Here’s what’s on Bloomberg Green’s weather radar today.
(Bloomberg) —
The world’s oceans are hot. Surface sea temperatures, the metric commonly used by researchers and referred to as SSTs, have collectively reached their highest levels in the 1981 to 2023 dataset, said Boyin Huang, an oceanographer with the US National Centers for Environmental Information.
Part of the reason for the jump in temperatures is the shift away from three years of La Nina in the Pacific, he said. La Nina is when the equatorial Pacific cools and the atmosphere above it reacts to the change. That area has been warming, raising the overall average of sea surface temperatures.
That’s only part of the puzzle.
“The other reason is that there is a long-term warming trend in SST, which is associated with so-called Global Warming,” Huang said over email. “We believe that these two reasons result in the current record-breaking SST.”

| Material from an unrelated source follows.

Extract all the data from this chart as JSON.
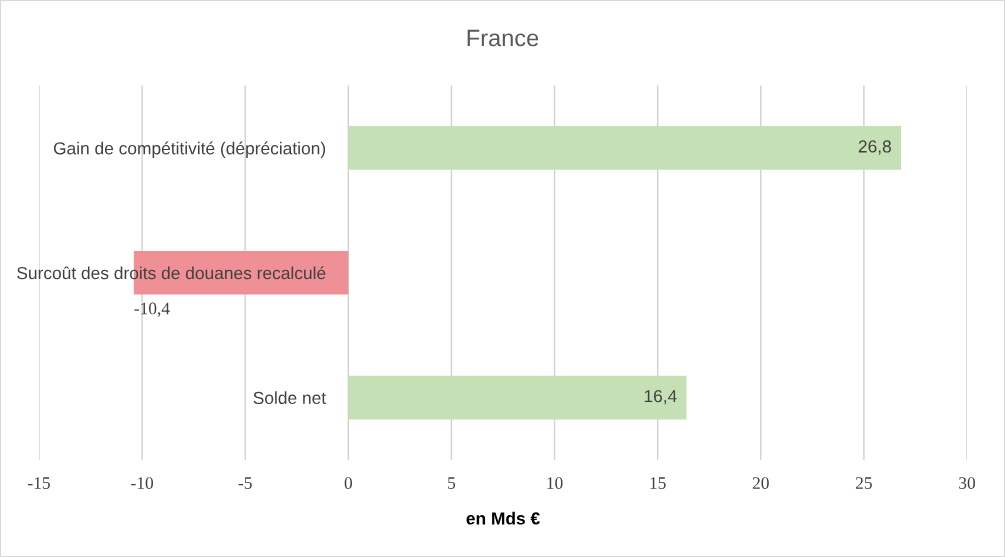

The world’s oceans have a huge say in what happens on land. For instance, along with the Pacific warming, there are indications the western Indian Ocean will also heat up, which could trigger a positive phase of the Indian Ocean Dipole — that basin’s El Nino cycle. The last time El Nino and the positive Indian Ocean Dipole occurred, Australia was wracked by drought and wildfires. This can also lead to an increase in cyclones — another name for hurricanes — striking Mozambique and east Africa.
Already the Indian Ocean has produced some monster storms, including Ilsa that struck western Australia last month, and Freddy that took five weeks to travel the length of the basin becoming the longest-lasting tropical cyclone on record.
In other news today:
Japan: A powerful 6.5-magnitude earthquake and a series of strong aftershocks struck Ishikawa Prefecture on Japan’s west coast, but there was not tsunami threat.